Quelle merveilleuse toile que Tivoli, un chef-d'oeuvre d'harmonie chromatique et d'organisation spatiale. Il suffit que je la regarde pour que mon esprit s'évade vers des contrées ensoleillées et champêtres où la vie est douce, belle et simple. Il me prend l'envie d'écouter les Années de pèlerinage de Frantz Lizst, ce journal de bord musical composé par le prodige hongrois lors de ses pérégrinations en Italie. Lui-aussi, comme Corot, parcourut la péninsule de long en large, s'attardant sur les lieux de la rêverie romantique. Inspiré par les jardins de la Villa d'Este, il composa des morceaux d'une facture toute impressionniste, les premiers de ce genre, annonçant Ravel et Debussy. Il semblerait que l'air du temps prédisposait les artistes à une exploration des sentiments suscités dans le coeur par la rencontre émouvante avec la beauté plutôt qu'à une évocation traditionnelle et empesée des récits bibliques ou mythologiques qui, dans une société en pleine essor industriel et scientifique, se vidaient de leur sens pour l'individu.

Colisée
De son vivant, Corot deviendra célèbre pour ses paysages mettant en scène une action historique, biblique ou mythologique, et il sera considéré avant tout comme un peintre d'inspiration classique. Il poursuivra dans ce genre noble jusqu'à la fin de sa vie.
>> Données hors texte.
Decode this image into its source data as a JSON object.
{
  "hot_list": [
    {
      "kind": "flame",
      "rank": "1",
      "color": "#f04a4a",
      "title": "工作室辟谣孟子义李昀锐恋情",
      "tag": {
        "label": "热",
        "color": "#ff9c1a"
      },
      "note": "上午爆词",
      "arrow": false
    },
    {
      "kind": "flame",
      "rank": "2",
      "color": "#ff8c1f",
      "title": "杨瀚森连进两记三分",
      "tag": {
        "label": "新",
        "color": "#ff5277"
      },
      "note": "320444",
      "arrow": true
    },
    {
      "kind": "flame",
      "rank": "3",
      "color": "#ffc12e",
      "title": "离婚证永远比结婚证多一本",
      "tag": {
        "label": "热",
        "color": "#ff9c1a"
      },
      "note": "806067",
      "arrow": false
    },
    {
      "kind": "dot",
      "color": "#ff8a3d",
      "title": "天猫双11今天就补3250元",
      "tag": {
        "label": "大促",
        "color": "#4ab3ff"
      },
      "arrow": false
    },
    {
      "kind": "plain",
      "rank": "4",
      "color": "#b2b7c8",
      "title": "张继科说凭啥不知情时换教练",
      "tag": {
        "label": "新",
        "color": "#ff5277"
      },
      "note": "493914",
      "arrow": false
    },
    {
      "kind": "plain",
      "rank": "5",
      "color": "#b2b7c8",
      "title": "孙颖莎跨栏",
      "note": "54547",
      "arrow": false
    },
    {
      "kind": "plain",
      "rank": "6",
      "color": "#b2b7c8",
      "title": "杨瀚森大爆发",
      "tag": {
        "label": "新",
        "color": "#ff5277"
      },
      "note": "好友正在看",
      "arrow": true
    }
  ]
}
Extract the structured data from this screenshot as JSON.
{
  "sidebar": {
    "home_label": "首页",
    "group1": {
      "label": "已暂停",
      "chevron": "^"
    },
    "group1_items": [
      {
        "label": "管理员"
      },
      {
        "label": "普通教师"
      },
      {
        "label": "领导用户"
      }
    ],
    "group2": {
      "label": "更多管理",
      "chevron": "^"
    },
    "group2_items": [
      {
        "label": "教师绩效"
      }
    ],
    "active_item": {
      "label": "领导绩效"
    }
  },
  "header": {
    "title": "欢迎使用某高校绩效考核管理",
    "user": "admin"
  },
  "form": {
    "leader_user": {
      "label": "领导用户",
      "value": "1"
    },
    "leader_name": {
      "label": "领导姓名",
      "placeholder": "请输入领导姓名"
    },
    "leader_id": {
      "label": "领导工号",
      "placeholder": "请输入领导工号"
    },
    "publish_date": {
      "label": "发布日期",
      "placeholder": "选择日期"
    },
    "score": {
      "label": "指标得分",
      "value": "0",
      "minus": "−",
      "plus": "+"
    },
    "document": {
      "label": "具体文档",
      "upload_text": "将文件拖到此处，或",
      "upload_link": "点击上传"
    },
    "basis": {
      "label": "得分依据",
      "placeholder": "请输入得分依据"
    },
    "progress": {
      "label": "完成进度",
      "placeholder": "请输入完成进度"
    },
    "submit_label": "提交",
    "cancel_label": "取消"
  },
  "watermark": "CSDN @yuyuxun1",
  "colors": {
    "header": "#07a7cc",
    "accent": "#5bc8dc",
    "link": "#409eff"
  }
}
Pourtant, il semblerait qu'il ait senti le vent tourner dans les goûts du public.
En 1849, l'artiste s'aventure à exposer au Salon, son étude du Colisée réalisée durant son premier séjour à Rome, soit quelque vingt ans plus tôt. Cette initiative constitua une révolution pour l'époque. Certes, discrète et tranquille à l'image de l'homme, mais elle n'échappa pas à des critiques d'art avisés tel  Baudelaire qui écrivit : "M. Corot, du fond de sa modestie, a agi sur une foule d'esprits."
Avec Corot, pour la première fois, l'oeuvre réalisée d'après nature, en plein air, fait son entrée dans le monde du grand art. C'est tout le statut de l'étude qui acquit avec lui une nouvelle dimension. De simple ébauche réalisée pour servir de support à un travail de plus grande envergure en atelier et indigne d'être montrée au public, l'étude sera hissée au rang de tableau à part entière. Corot ouvrira ainsi la voie à l'arrivée de toute une nouvelle génération d'artistes-peintres, les impressionnistes, qui s'engouffreront dans cette brèche et donneront à la peinture en extérieur ses lettres de noblesse. Avec eux, le paysage historique tombera définitivement en désuétude. Il sera même décrié, par des auteurs comme Zola, qui verront en lui l'expression d'une école artistique marquée par un académisme étriqué, élitiste et conservateur.